Why stratification? Remember the class imbalance from Unit 1 — only about 8% of subscribers churned. A random split could easily put 6% in the training set and 12% in the test set, or the reverse. That makes the training data unrepresentative and the test results unreliable. Stratified splitting forces both sets to preserve the original class distribution.
Why random_state=42? Without it, every run produces a different split. Your evaluation numbers change each time — not because the model improved, but because the test set changed. Setting a random state makes the split reproducible. Anyone who runs the same code gets the same split and the same results.

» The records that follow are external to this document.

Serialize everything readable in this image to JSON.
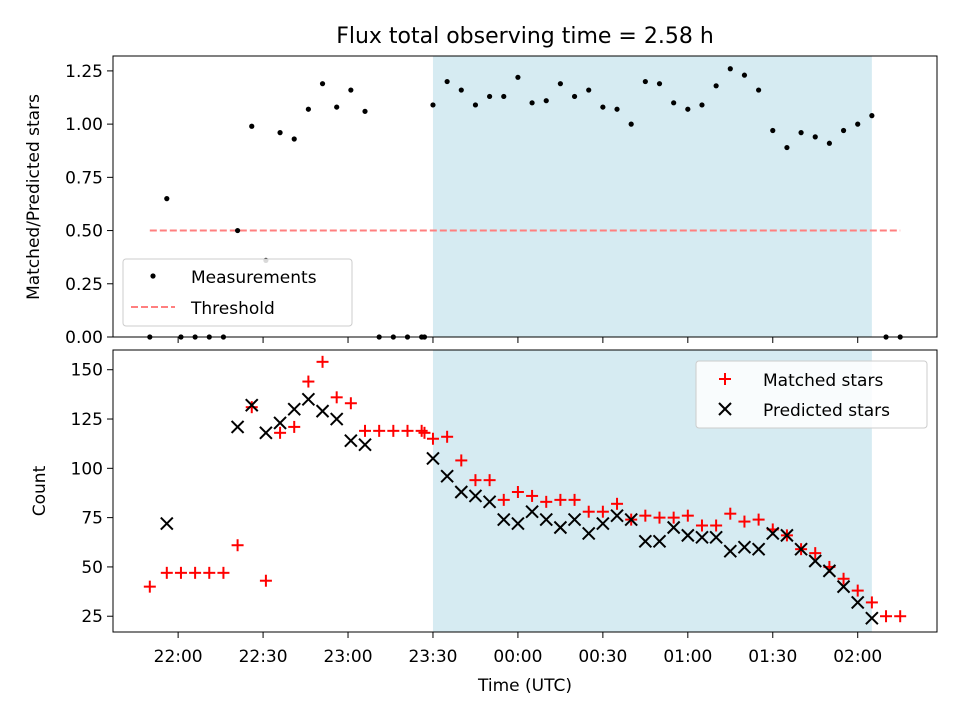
{
  "figure": {
    "title": "Flux total observing time = 2.58 h",
    "xlabel": "Time (UTC)",
    "x_ticks": [
      "22:00",
      "22:30",
      "23:00",
      "23:30",
      "00:00",
      "00:30",
      "01:00",
      "01:30",
      "02:00"
    ],
    "x_tick_minutes": [
      1320,
      1350,
      1380,
      1410,
      1440,
      1470,
      1500,
      1530,
      1560
    ],
    "xlim_minutes": [
      1297,
      1588
    ],
    "shaded_span_minutes": [
      1410,
      1565
    ],
    "shade_color": "#add8e6"
  },
  "chart_data": [
    {
      "type": "scatter",
      "title": "Flux total observing time = 2.58 h",
      "ylabel": "Matched/Predicted stars",
      "xlabel": "",
      "ylim": [
        0,
        1.32
      ],
      "y_ticks": [
        "0.00",
        "0.25",
        "0.50",
        "0.75",
        "1.00",
        "1.25"
      ],
      "y_tick_values": [
        0,
        0.25,
        0.5,
        0.75,
        1.0,
        1.25
      ],
      "legend_position": "lower-left",
      "series": [
        {
          "name": "Measurements",
          "color": "#000000",
          "marker": "dot",
          "x_minutes": [
            1310,
            1316,
            1321,
            1326,
            1331,
            1336,
            1341,
            1346,
            1351,
            1356,
            1361,
            1366,
            1371,
            1376,
            1381,
            1386,
            1391,
            1396,
            1401,
            1406,
            1407,
            1410,
            1415,
            1420,
            1425,
            1430,
            1435,
            1440,
            1445,
            1450,
            1455,
            1460,
            1465,
            1470,
            1475,
            1480,
            1485,
            1490,
            1495,
            1500,
            1505,
            1510,
            1515,
            1520,
            1525,
            1530,
            1535,
            1540,
            1545,
            1550,
            1555,
            1560,
            1565,
            1570,
            1575
          ],
          "values": [
            0.0,
            0.65,
            0.0,
            0.0,
            0.0,
            0.0,
            0.5,
            0.99,
            0.36,
            0.96,
            0.93,
            1.07,
            1.19,
            1.08,
            1.16,
            1.06,
            0.0,
            0.0,
            0.0,
            0.0,
            0.0,
            1.09,
            1.2,
            1.16,
            1.09,
            1.13,
            1.13,
            1.22,
            1.1,
            1.11,
            1.19,
            1.13,
            1.16,
            1.08,
            1.07,
            1.0,
            1.2,
            1.19,
            1.1,
            1.07,
            1.09,
            1.18,
            1.26,
            1.23,
            1.16,
            0.97,
            0.89,
            0.96,
            0.94,
            0.91,
            0.97,
            1.0,
            1.04,
            0.0,
            0.0
          ]
        },
        {
          "name": "Threshold",
          "color": "#ff7f7f",
          "style": "dashed",
          "x_minutes": [
            1310,
            1575
          ],
          "values": [
            0.5,
            0.5
          ]
        }
      ]
    },
    {
      "type": "scatter",
      "ylabel": "Count",
      "xlabel": "Time (UTC)",
      "ylim": [
        17,
        160
      ],
      "y_ticks": [
        "25",
        "50",
        "75",
        "100",
        "125",
        "150"
      ],
      "y_tick_values": [
        25,
        50,
        75,
        100,
        125,
        150
      ],
      "legend_position": "upper-right",
      "series": [
        {
          "name": "Matched stars",
          "color": "#ff0000",
          "marker": "plus",
          "x_minutes": [
            1310,
            1316,
            1321,
            1326,
            1331,
            1336,
            1341,
            1346,
            1351,
            1356,
            1361,
            1366,
            1371,
            1376,
            1381,
            1386,
            1391,
            1396,
            1401,
            1406,
            1407,
            1410,
            1415,
            1420,
            1425,
            1430,
            1435,
            1440,
            1445,
            1450,
            1455,
            1460,
            1465,
            1470,
            1475,
            1480,
            1485,
            1490,
            1495,
            1500,
            1505,
            1510,
            1515,
            1520,
            1525,
            1530,
            1535,
            1540,
            1545,
            1550,
            1555,
            1560,
            1565,
            1570,
            1575
          ],
          "values": [
            40,
            47,
            47,
            47,
            47,
            47,
            61,
            131,
            43,
            118,
            121,
            144,
            154,
            136,
            133,
            119,
            119,
            119,
            119,
            119,
            118,
            115,
            116,
            104,
            94,
            94,
            84,
            88,
            86,
            83,
            84,
            84,
            78,
            78,
            82,
            74,
            76,
            75,
            75,
            76,
            71,
            71,
            77,
            73,
            74,
            69,
            66,
            59,
            57,
            50,
            44,
            38,
            32,
            25,
            25
          ]
        },
        {
          "name": "Predicted stars",
          "color": "#000000",
          "marker": "x",
          "x_minutes": [
            1316,
            1341,
            1346,
            1351,
            1356,
            1361,
            1366,
            1371,
            1376,
            1381,
            1386,
            1410,
            1415,
            1420,
            1425,
            1430,
            1435,
            1440,
            1445,
            1450,
            1455,
            1460,
            1465,
            1470,
            1475,
            1480,
            1485,
            1490,
            1495,
            1500,
            1505,
            1510,
            1515,
            1520,
            1525,
            1530,
            1535,
            1540,
            1545,
            1550,
            1555,
            1560,
            1565
          ],
          "values": [
            72,
            121,
            132,
            118,
            123,
            130,
            135,
            129,
            125,
            114,
            112,
            105,
            96,
            88,
            86,
            83,
            74,
            72,
            78,
            74,
            70,
            74,
            67,
            72,
            76,
            74,
            63,
            63,
            70,
            66,
            65,
            65,
            58,
            60,
            59,
            67,
            66,
            59,
            53,
            48,
            40,
            32,
            24
          ]
        }
      ]
    }
  ]
}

Why scale? Features like tenure_months (range 1-72) and total_charges (range in the thousands) live on very different scales. Some algorithms are sensitive to this — a feature with larger numbers can dominate simply because its values are bigger. StandardScaler centers each feature at zero with unit variance, putting them on comparable footing.
Step 5: Verify the Results
Before moving on, check three things.
First, the shapes. Direct Claude to print the shapes of the training and test sets. The rows should add up to the original dataset size. The columns should match — same features in both sets.
Second, the class distribution. Direct Claude to print the churn class proportion in both the training set and the test set. Compare them to the original proportion. If stratification worked, all three should be nearly identical — within a percentage point.
Third, no data was lost or duplicated. The total rows across train and test should equal the original row count. No subscriber should appear in both sets.
This verification step feels mechanical, but it catches real problems. A preprocessing pipeline is a sequence of transformations, and each step can silently drop rows, duplicate records, or scramble the class balance. Checking the output shapes and distributions against what you started with is how you confirm the pipeline did what you intended — not just that it ran without errors.
✓ Check: The churn class proportion in both train and test sets is within 1 percentage point of the original dataset proportion (~8%).